I don’t usually talk about strategy too much on here, because this blog is about poker tells, not about poker strategy. There are much better blogs and forums to read about strategy in. I also don’t claim to be a great poker strategist, so consider yourself forewarned. I’m writing this for my own self-interest; to plug a leak I’ve been noticing in my no-limit game. I’ve noticed that when I’m fairly deep with a decent, aggressive opponent, I often play big overpairs and flopped top pairs in a suboptimal way. Similar to the leak I noticed in my limit game, I’ve noticed that I am too apt to be afraid of my hand becoming transparent as an overpair or top pair hand, and I get nervous that I’m opening myself up to aggressive plays from opponents who sense that I have a good but not great hand.
For instance, if I have KK, and I raise and get it heads-up in a no-limit game, and my opponent is aggressive, and both me and my opponent have around 150 big blinds or more, and I’m first to act, then I tend to “play dead” too much. I am often not wanting to make that continuation bet, even on a super dry, unscary board, because if I get called, I don’t like feeling at the mercy of a bad turn card and feeling like I have to make a large bet on the turn and not know where I am.

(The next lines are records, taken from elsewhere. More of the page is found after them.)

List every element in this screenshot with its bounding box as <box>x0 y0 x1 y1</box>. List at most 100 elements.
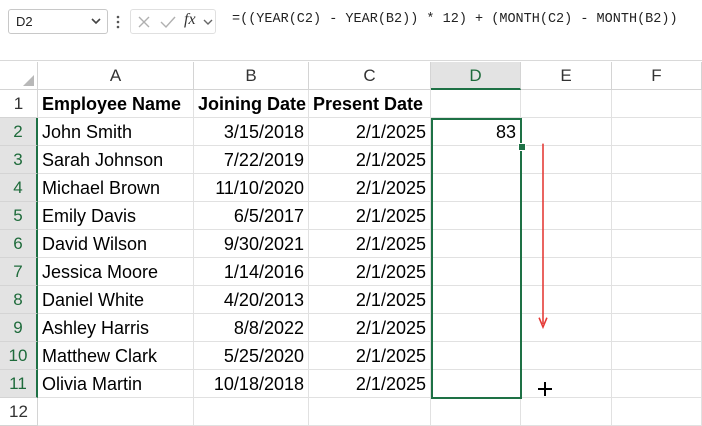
cell-f12[interactable] <box>612 398 702 426</box>
cell-a10[interactable]: Matthew Clark <box>38 342 194 370</box>
cell-a12[interactable] <box>38 398 194 426</box>
expand-chevron-icon[interactable] <box>202 15 214 29</box>
fill-handle[interactable] <box>518 143 526 151</box>
row-header-3[interactable]: 3 <box>0 146 38 174</box>
cell-e10[interactable] <box>521 342 612 370</box>
chevron-down-icon[interactable] <box>89 13 103 29</box>
cell-e4[interactable] <box>521 174 612 202</box>
row-header-11[interactable]: 11 <box>0 370 38 398</box>
more-options-icon[interactable] <box>116 14 120 30</box>
cell-f11[interactable] <box>612 370 702 398</box>
row-header-6[interactable]: 6 <box>0 230 38 258</box>
column-header-b[interactable]: B <box>194 62 309 90</box>
cell-d3[interactable] <box>431 146 521 174</box>
row-header-1[interactable]: 1 <box>0 90 38 118</box>
cell-a5[interactable]: Emily Davis <box>38 202 194 230</box>
cell-b12[interactable] <box>194 398 309 426</box>
cell-d11[interactable] <box>431 370 521 398</box>
cell-f3[interactable] <box>612 146 702 174</box>
column-header-c[interactable]: C <box>309 62 431 90</box>
cell-b1[interactable]: Joining Date <box>194 90 309 118</box>
cell-e11[interactable] <box>521 370 612 398</box>
cell-b11[interactable]: 10/18/2018 <box>194 370 309 398</box>
cell-e5[interactable] <box>521 202 612 230</box>
cell-b3[interactable]: 7/22/2019 <box>194 146 309 174</box>
cell-d12[interactable] <box>431 398 521 426</box>
cell-f8[interactable] <box>612 286 702 314</box>
row-header-8[interactable]: 8 <box>0 286 38 314</box>
cell-c7[interactable]: 2/1/2025 <box>309 258 431 286</box>
cell-a6[interactable]: David Wilson <box>38 230 194 258</box>
cell-e1[interactable] <box>521 90 612 118</box>
cell-b7[interactable]: 1/14/2016 <box>194 258 309 286</box>
cell-f4[interactable] <box>612 174 702 202</box>
fx-icon[interactable]: fx <box>184 11 196 29</box>
column-header-f[interactable]: F <box>612 62 702 90</box>
cell-b2[interactable]: 3/15/2018 <box>194 118 309 146</box>
cell-d9[interactable] <box>431 314 521 342</box>
cell-e8[interactable] <box>521 286 612 314</box>
cell-a1[interactable]: Employee Name <box>38 90 194 118</box>
cell-d8[interactable] <box>431 286 521 314</box>
cell-b4[interactable]: 11/10/2020 <box>194 174 309 202</box>
cell-d6[interactable] <box>431 230 521 258</box>
cell-d2[interactable]: 83 <box>431 118 521 146</box>
cell-e6[interactable] <box>521 230 612 258</box>
cell-d5[interactable] <box>431 202 521 230</box>
cell-a3[interactable]: Sarah Johnson <box>38 146 194 174</box>
row-header-7[interactable]: 7 <box>0 258 38 286</box>
confirm-check-icon[interactable] <box>159 14 177 30</box>
cell-b5[interactable]: 6/5/2017 <box>194 202 309 230</box>
cell-c12[interactable] <box>309 398 431 426</box>
cell-c11[interactable]: 2/1/2025 <box>309 370 431 398</box>
cell-a2[interactable]: John Smith <box>38 118 194 146</box>
cell-c4[interactable]: 2/1/2025 <box>309 174 431 202</box>
cell-d1[interactable] <box>431 90 521 118</box>
row-header-2[interactable]: 2 <box>0 118 38 146</box>
cell-b8[interactable]: 4/20/2013 <box>194 286 309 314</box>
cell-b10[interactable]: 5/25/2020 <box>194 342 309 370</box>
cell-c9[interactable]: 2/1/2025 <box>309 314 431 342</box>
cell-c3[interactable]: 2/1/2025 <box>309 146 431 174</box>
cell-f5[interactable] <box>612 202 702 230</box>
cell-f2[interactable] <box>612 118 702 146</box>
cell-e7[interactable] <box>521 258 612 286</box>
cell-f6[interactable] <box>612 230 702 258</box>
cell-a9[interactable]: Ashley Harris <box>38 314 194 342</box>
cell-e3[interactable] <box>521 146 612 174</box>
cell-e12[interactable] <box>521 398 612 426</box>
cell-d4[interactable] <box>431 174 521 202</box>
row-header-4[interactable]: 4 <box>0 174 38 202</box>
cell-f1[interactable] <box>612 90 702 118</box>
row-header-10[interactable]: 10 <box>0 342 38 370</box>
formula-input[interactable]: =((YEAR(C2) - YEAR(B2)) * 12) + (MONTH(C… <box>232 12 678 27</box>
cell-e9[interactable] <box>521 314 612 342</box>
cancel-x-icon[interactable] <box>136 14 152 30</box>
cell-b6[interactable]: 9/30/2021 <box>194 230 309 258</box>
cell-b9[interactable]: 8/8/2022 <box>194 314 309 342</box>
cell-a11[interactable]: Olivia Martin <box>38 370 194 398</box>
cell-a7[interactable]: Jessica Moore <box>38 258 194 286</box>
select-all-corner[interactable] <box>0 62 38 90</box>
cell-a4[interactable]: Michael Brown <box>38 174 194 202</box>
column-header-d[interactable]: D <box>431 62 521 90</box>
column-header-a[interactable]: A <box>38 62 194 90</box>
cell-f7[interactable] <box>612 258 702 286</box>
cell-c6[interactable]: 2/1/2025 <box>309 230 431 258</box>
row-header-9[interactable]: 9 <box>0 314 38 342</box>
cell-c2[interactable]: 2/1/2025 <box>309 118 431 146</box>
column-header-e[interactable]: E <box>521 62 612 90</box>
cell-c5[interactable]: 2/1/2025 <box>309 202 431 230</box>
name-box[interactable]: D2 <box>8 9 108 34</box>
row-header-5[interactable]: 5 <box>0 202 38 230</box>
cell-d10[interactable] <box>431 342 521 370</box>
cell-f10[interactable] <box>612 342 702 370</box>
cell-e2[interactable] <box>521 118 612 146</box>
cell-f9[interactable] <box>612 314 702 342</box>
cell-c10[interactable]: 2/1/2025 <box>309 342 431 370</box>
cell-d7[interactable] <box>431 258 521 286</box>
cell-c1[interactable]: Present Date <box>309 90 431 118</box>
cell-c8[interactable]: 2/1/2025 <box>309 286 431 314</box>
cell-a8[interactable]: Daniel White <box>38 286 194 314</box>
row-header-12[interactable]: 12 <box>0 398 38 426</box>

Or if I continuation-bet and get raised there, that also puts me in an uncomfortable spot. I tend to give my aggressive opponents too much credit for being able to make big plays at me, and I don’t like to get myself in tough spots where I have to decide for my stack if I’m facing a huge hand or a bluff. Part of this is just discomfort at playing a good-but-not-great hand out of position against an aggressive player, which is a reasonable situation to be concerned in. But I think I’ve got a bit of a phobia and definitely tend to not be playing these spots as I should.
Part of that phobia is that I dread having to lay down an overpair or a similar hand if I do come to the conclusion I should fold. That’s probably the crux of the matter; that fear that I made a weak laydown and am being run over. Nobody wants to feel that they’re being run-over, and in avoiding those situations I think I am playing far from optimally.
I don’t think I should be afraid to play these spots more aggressively, because I usually play aggressively enough to where my opponents shouldn’t have a sense of my strength or lack of it in these situations. For example, of course I would bet out in the same way with a flopped set in such a situation. And I would bet out with air on the flop most of the time, and I’d follow up with a turn bet with air a good amount of the time. I shouldn’t worry so much about being exploitable or obvious when I actually have a decent hand, because my opponents are, or should be, just as afraid of me having a big hand, or making a move on them, as I am of them. When we play scared, even if it’s just a little scared, we tend to forget that our opponents have every reason to fear us as we have to fear them. As is typical with my low poker self-esteem, I tend to give my opponents more credit for hand-reading ability and aggression than they have actually shown.
Sure, some brave opponent might occasionally make moves on me and I’ll have to fold a top pair/overpair type hand. But that won’t happen often considering there just aren’t that many players who will play for stacks without very strong hands. And even if someone does make a move on me, I will make the right play in at least some of those spots. And if my opponent is so aggressive that I have to rightfully fear a move so frequently that it’s really a concern, then “playing dead” will actually become the proper strategy for some of those hands. But I think that’s a rare game where that should be a frequent strategy.
Basically, it boils down to; even when I don’t think I’m playing scared, I am playing a little scared in situations like these, and it helps to try to be consciously aware of what factors are making me “scared” and if they are real concerns or just figments of my overactive imagination.